Fairly quickly the map proves useless. Craggy landmasses, strange atolls, mud banks (not to mention giant circles etched into the tundra that look vaguely extraterrestrial) appear out of nowhere.
The climate is unforeseen. Temperatures fall well below previously recorded averages. A young crewmember contracts severe frostbite and loses a nose.
The captain experiences a vivid dream in which the ship enters a clammy bog and her crew is transformed into a family of newts. She prays this is not the infamous Seaman’s Nightmare, which heralds a journey of great adversity, horror, and no survivors.
The ship moves southwards, entering a sea teeming with what appears to be giant squid. Various crewmembers voice concern.
Due to unstable ice conditions, the ship’s progress slows to a crawl. There is a dearth of coal, a rat colony in the kitchen, black mold in the steerage, signs of a vengeful paranormal presence in the midshipman’s berth, lice, fleas, and a kleptomaniac. The crew asks the captain to turn back, but she insists on forging on.
There is an outbreak of scurvy.
After breakfast, three crewmembers with low morale (and perhaps a strain of madness) throw themselves overboard and are swiftly consumed by sharks.
During a violent midnight storm, the ship smashes into an undersea mountain, prompting immediate evacuation into lifeboats. Twenty crewmembers drown. The captain and remaining crew spend five harrowing days at sea.

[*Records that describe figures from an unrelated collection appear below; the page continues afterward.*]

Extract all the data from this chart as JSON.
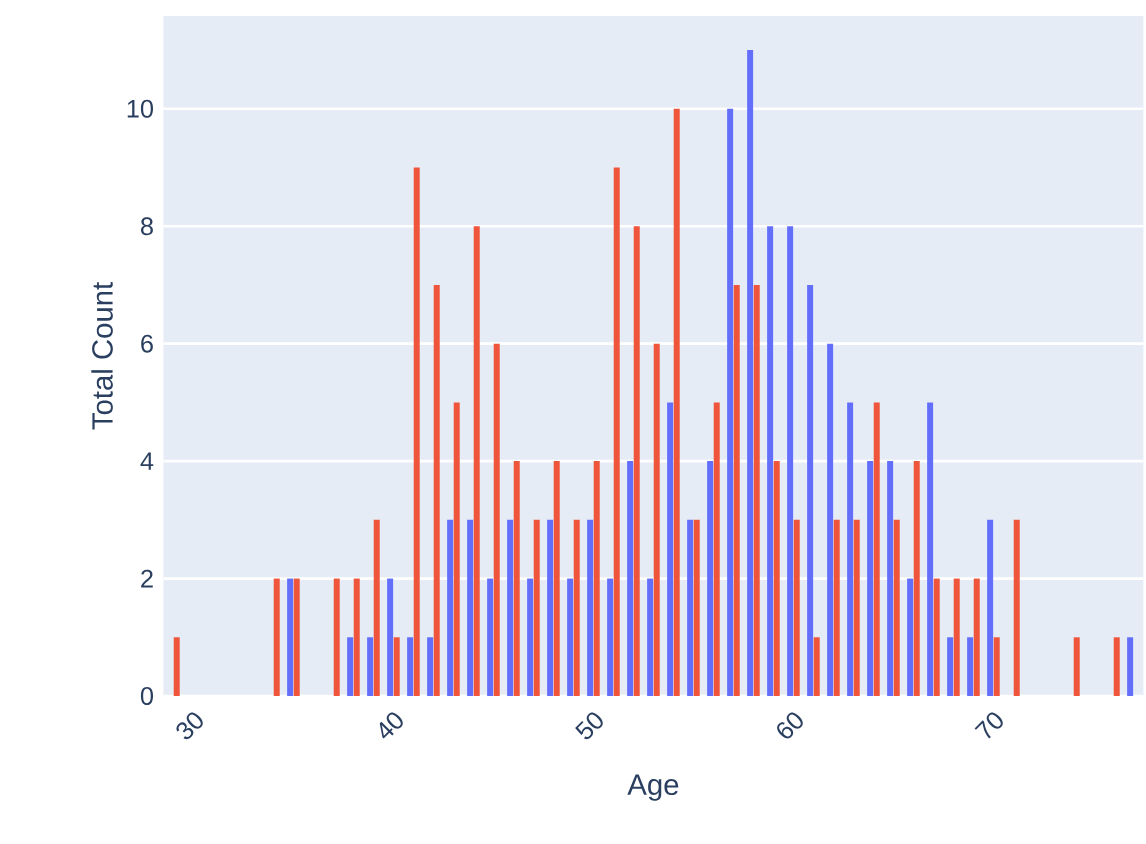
{
  "chart_data": {
    "type": "bar",
    "xlabel": "Age",
    "ylabel": "Total Count",
    "x": [
      29,
      30,
      31,
      32,
      33,
      34,
      35,
      36,
      37,
      38,
      39,
      40,
      41,
      42,
      43,
      44,
      45,
      46,
      47,
      48,
      49,
      50,
      51,
      52,
      53,
      54,
      55,
      56,
      57,
      58,
      59,
      60,
      61,
      62,
      63,
      64,
      65,
      66,
      67,
      68,
      69,
      70,
      71,
      72,
      73,
      74,
      75,
      76,
      77
    ],
    "series": [
      {
        "color": "#636efa",
        "values": [
          null,
          null,
          null,
          null,
          null,
          null,
          2,
          null,
          null,
          1,
          1,
          2,
          1,
          1,
          3,
          3,
          2,
          3,
          2,
          3,
          2,
          3,
          2,
          4,
          2,
          5,
          3,
          4,
          10,
          11,
          8,
          8,
          7,
          6,
          5,
          4,
          4,
          2,
          5,
          1,
          1,
          3,
          null,
          null,
          null,
          null,
          null,
          null,
          1
        ]
      },
      {
        "color": "#ef553b",
        "values": [
          1,
          null,
          null,
          null,
          null,
          2,
          2,
          null,
          2,
          2,
          3,
          1,
          9,
          7,
          5,
          8,
          6,
          4,
          3,
          4,
          3,
          4,
          9,
          8,
          6,
          10,
          3,
          5,
          7,
          7,
          4,
          3,
          1,
          3,
          3,
          5,
          3,
          4,
          2,
          2,
          2,
          1,
          3,
          null,
          null,
          1,
          null,
          1,
          null
        ]
      }
    ],
    "xlim": [
      28.5,
      77.5
    ],
    "xticks": [
      30,
      40,
      50,
      60,
      70
    ],
    "ylim": [
      0,
      11.58
    ],
    "yticks": [
      0,
      2,
      4,
      6,
      8,
      10
    ],
    "grid": "y"
  }
}
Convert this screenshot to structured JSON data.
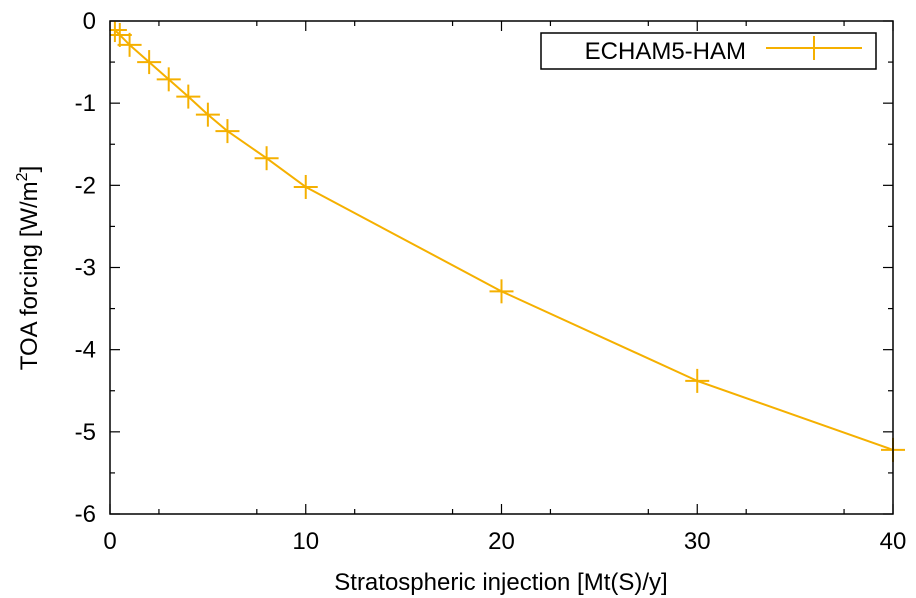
{
  "chart_data": {
    "type": "line",
    "xlabel": "Stratospheric injection [Mt(S)/y]",
    "ylabel": {
      "prefix": "TOA forcing [W/m",
      "sup": "2",
      "suffix": "]"
    },
    "xlim": [
      0,
      40
    ],
    "ylim": [
      -6,
      0
    ],
    "xticks": [
      0,
      10,
      20,
      30,
      40
    ],
    "yticks": [
      0,
      -1,
      -2,
      -3,
      -4,
      -5,
      -6
    ],
    "grid": false,
    "legend_position": "top-right",
    "series": [
      {
        "name": "ECHAM5-HAM",
        "color": "#f5b000",
        "marker": "plus",
        "x": [
          0.25,
          0.5,
          1,
          2,
          3,
          4,
          5,
          6,
          8,
          10,
          20,
          30,
          40
        ],
        "y": [
          -0.11,
          -0.17,
          -0.29,
          -0.5,
          -0.71,
          -0.92,
          -1.14,
          -1.34,
          -1.67,
          -2.02,
          -3.29,
          -4.38,
          -5.22
        ]
      }
    ]
  }
}
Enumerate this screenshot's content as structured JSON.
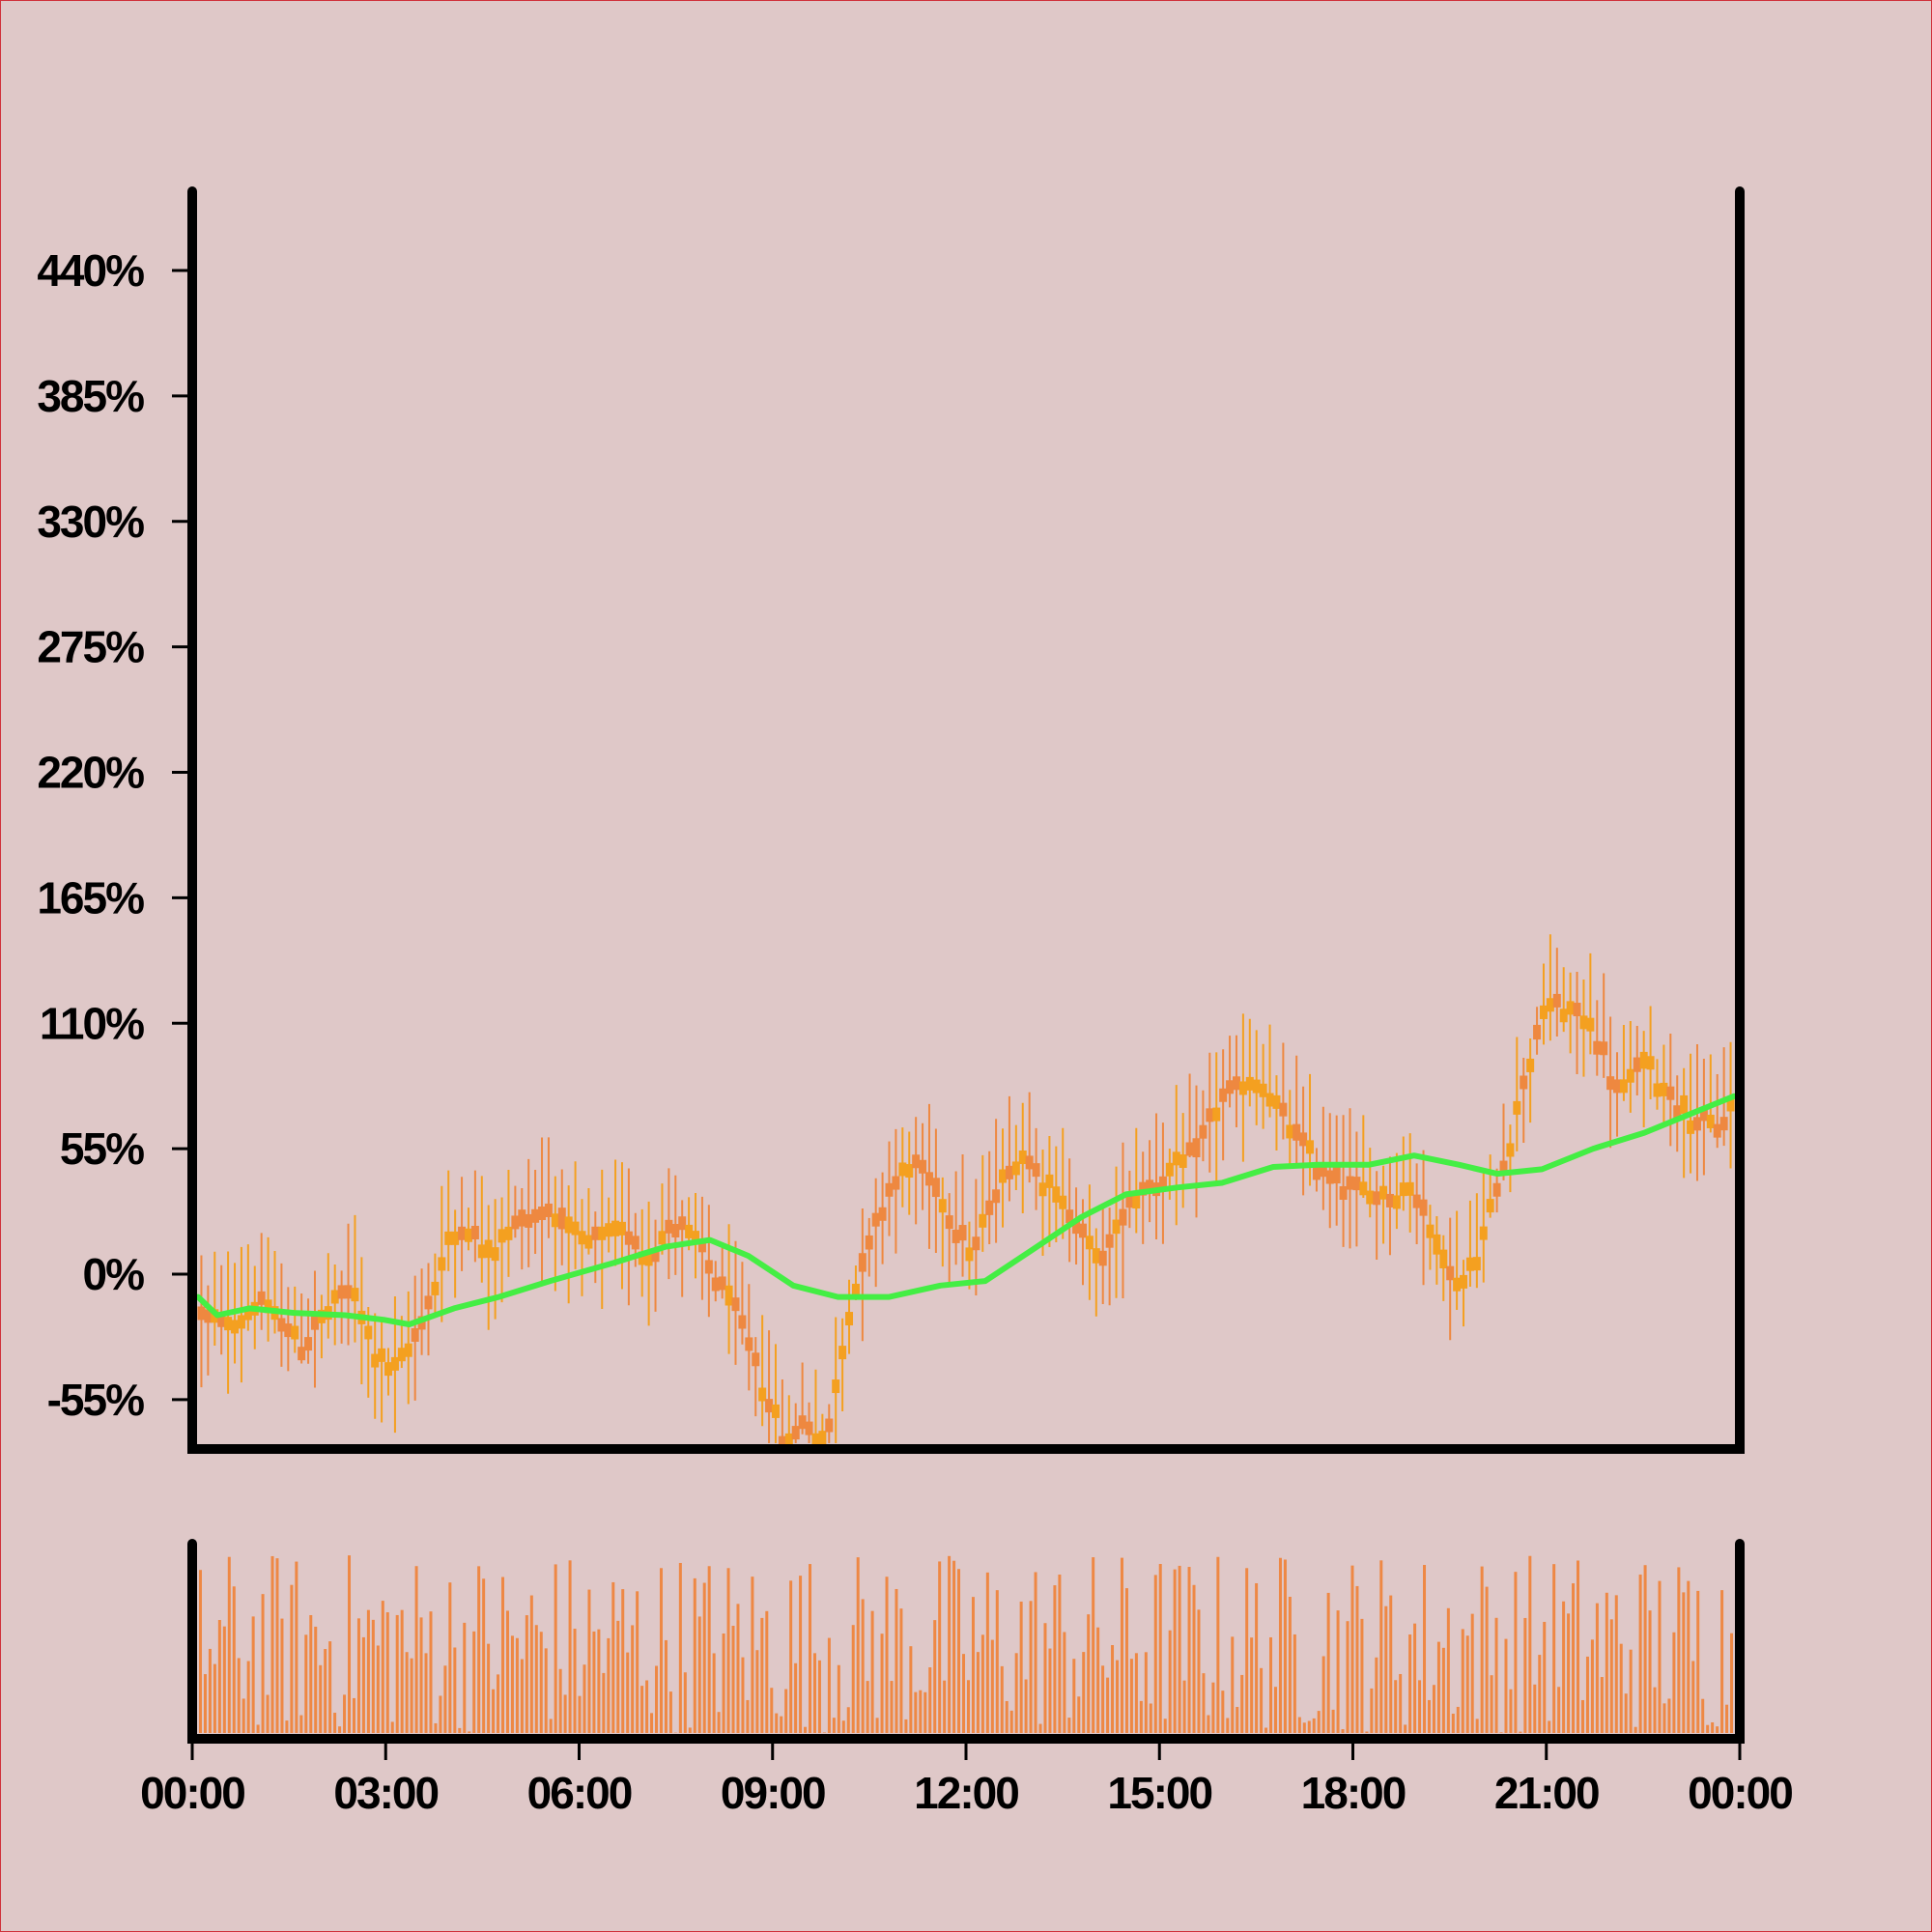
{
  "chart_data": {
    "type": "candlestick",
    "title": "",
    "xlabel": "",
    "ylabel": "",
    "y_ticks": [
      "440%",
      "385%",
      "330%",
      "275%",
      "220%",
      "165%",
      "110%",
      "55%",
      "0%",
      "-55%"
    ],
    "x_ticks": [
      "00:00",
      "03:00",
      "06:00",
      "09:00",
      "12:00",
      "15:00",
      "18:00",
      "21:00",
      "00:00"
    ],
    "ylim": [
      -77,
      475
    ],
    "xlim_hours": [
      0,
      24
    ],
    "grid": false,
    "legend": "none",
    "price_path": [
      {
        "t": 0.0,
        "v": -15
      },
      {
        "t": 0.5,
        "v": -22
      },
      {
        "t": 0.9,
        "v": -10
      },
      {
        "t": 1.3,
        "v": -20
      },
      {
        "t": 1.6,
        "v": -30
      },
      {
        "t": 2.0,
        "v": -15
      },
      {
        "t": 2.4,
        "v": -5
      },
      {
        "t": 2.8,
        "v": -35
      },
      {
        "t": 3.1,
        "v": -40
      },
      {
        "t": 3.5,
        "v": -20
      },
      {
        "t": 3.9,
        "v": 15
      },
      {
        "t": 4.2,
        "v": 25
      },
      {
        "t": 4.5,
        "v": 10
      },
      {
        "t": 5.0,
        "v": 25
      },
      {
        "t": 5.5,
        "v": 30
      },
      {
        "t": 6.0,
        "v": 15
      },
      {
        "t": 6.6,
        "v": 20
      },
      {
        "t": 7.0,
        "v": 10
      },
      {
        "t": 7.5,
        "v": 25
      },
      {
        "t": 7.9,
        "v": 10
      },
      {
        "t": 8.4,
        "v": -15
      },
      {
        "t": 8.8,
        "v": -45
      },
      {
        "t": 9.2,
        "v": -75
      },
      {
        "t": 9.5,
        "v": -60
      },
      {
        "t": 9.8,
        "v": -75
      },
      {
        "t": 10.2,
        "v": -10
      },
      {
        "t": 10.8,
        "v": 40
      },
      {
        "t": 11.2,
        "v": 50
      },
      {
        "t": 11.6,
        "v": 35
      },
      {
        "t": 12.1,
        "v": 10
      },
      {
        "t": 12.5,
        "v": 40
      },
      {
        "t": 12.9,
        "v": 55
      },
      {
        "t": 13.3,
        "v": 40
      },
      {
        "t": 13.8,
        "v": 20
      },
      {
        "t": 14.1,
        "v": 5
      },
      {
        "t": 14.6,
        "v": 35
      },
      {
        "t": 15.1,
        "v": 45
      },
      {
        "t": 15.6,
        "v": 55
      },
      {
        "t": 16.0,
        "v": 80
      },
      {
        "t": 16.6,
        "v": 85
      },
      {
        "t": 17.1,
        "v": 65
      },
      {
        "t": 17.6,
        "v": 45
      },
      {
        "t": 18.0,
        "v": 40
      },
      {
        "t": 18.5,
        "v": 35
      },
      {
        "t": 19.0,
        "v": 40
      },
      {
        "t": 19.4,
        "v": 10
      },
      {
        "t": 19.7,
        "v": -5
      },
      {
        "t": 20.0,
        "v": 10
      },
      {
        "t": 20.4,
        "v": 50
      },
      {
        "t": 20.8,
        "v": 95
      },
      {
        "t": 21.1,
        "v": 120
      },
      {
        "t": 21.5,
        "v": 115
      },
      {
        "t": 21.8,
        "v": 110
      },
      {
        "t": 22.2,
        "v": 80
      },
      {
        "t": 22.6,
        "v": 95
      },
      {
        "t": 23.0,
        "v": 80
      },
      {
        "t": 23.4,
        "v": 70
      },
      {
        "t": 23.8,
        "v": 65
      },
      {
        "t": 24.0,
        "v": 80
      }
    ],
    "series": [
      {
        "type": "line",
        "points": [
          {
            "t": 0.0,
            "v": -10
          },
          {
            "t": 0.3,
            "v": -18
          },
          {
            "t": 0.8,
            "v": -15
          },
          {
            "t": 1.5,
            "v": -17
          },
          {
            "t": 2.3,
            "v": -18
          },
          {
            "t": 2.9,
            "v": -20
          },
          {
            "t": 3.3,
            "v": -22
          },
          {
            "t": 4.0,
            "v": -15
          },
          {
            "t": 4.7,
            "v": -10
          },
          {
            "t": 5.5,
            "v": -3
          },
          {
            "t": 6.5,
            "v": 5
          },
          {
            "t": 7.3,
            "v": 12
          },
          {
            "t": 8.0,
            "v": 15
          },
          {
            "t": 8.6,
            "v": 8
          },
          {
            "t": 9.3,
            "v": -5
          },
          {
            "t": 10.0,
            "v": -10
          },
          {
            "t": 10.8,
            "v": -10
          },
          {
            "t": 11.6,
            "v": -5
          },
          {
            "t": 12.3,
            "v": -3
          },
          {
            "t": 13.0,
            "v": 10
          },
          {
            "t": 13.8,
            "v": 25
          },
          {
            "t": 14.5,
            "v": 35
          },
          {
            "t": 15.3,
            "v": 38
          },
          {
            "t": 16.0,
            "v": 40
          },
          {
            "t": 16.8,
            "v": 47
          },
          {
            "t": 17.5,
            "v": 48
          },
          {
            "t": 18.3,
            "v": 48
          },
          {
            "t": 19.0,
            "v": 52
          },
          {
            "t": 19.7,
            "v": 48
          },
          {
            "t": 20.3,
            "v": 44
          },
          {
            "t": 21.0,
            "v": 46
          },
          {
            "t": 21.8,
            "v": 55
          },
          {
            "t": 22.6,
            "v": 62
          },
          {
            "t": 23.3,
            "v": 70
          },
          {
            "t": 24.0,
            "v": 78
          }
        ]
      },
      {
        "type": "bar",
        "label": "volume",
        "seed": 7,
        "bar_count": 320
      }
    ],
    "colors": {
      "candle_up": "#f4a020",
      "candle_down": "#ee8840",
      "line": "#44ee44",
      "volume": "#ee8844",
      "axis": "#000000",
      "background": "#dfc8c8",
      "border": "#d0303a"
    }
  }
}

They beach on a remote island with marked signs of native inhabitants, likely cannibalistic.
After a midnight siege, alone and blood-soaked, the Captain lapses into a self-pitying torpor, wishing she’d just taken a simple excursion to Turks and Caicos.
The captain builds a rickety life raft out of palm leaves, chewing gum, bark, and paste from a kumquat. She leaves the island, sailing due northwest by the stars.
The captain lands on a mysterious continent. She realizes by calculating the average distance between clouds and dividing that by time of sunset, she has traveled to a land even more remote and bewitching than she’d imagined.
Hearing a strange high-pitched cry at dawn, the captain paints her face with mud and enters the jungle with no care as to when she’ll return.
Years later, the captain arrives home, unrecognizable, exhausted, a far-off look in her eyes, and a mild case of small pox.
The captain regales others with her tale of high adventure.
And yet, a week doesn’t go by before she finds herself planning her next charter—new ship, new crew, new route around the world. Because life is voyage, always starting out, heading for a glimpse of the horizon never before seen at a certain light in a certain sea, then coming home to tell others of that moment which will live on, and on, in the telling.
The grand expedition—Untitled Marisha Pessl 3rd Novel—sails into port with great excitement and fanfare next year.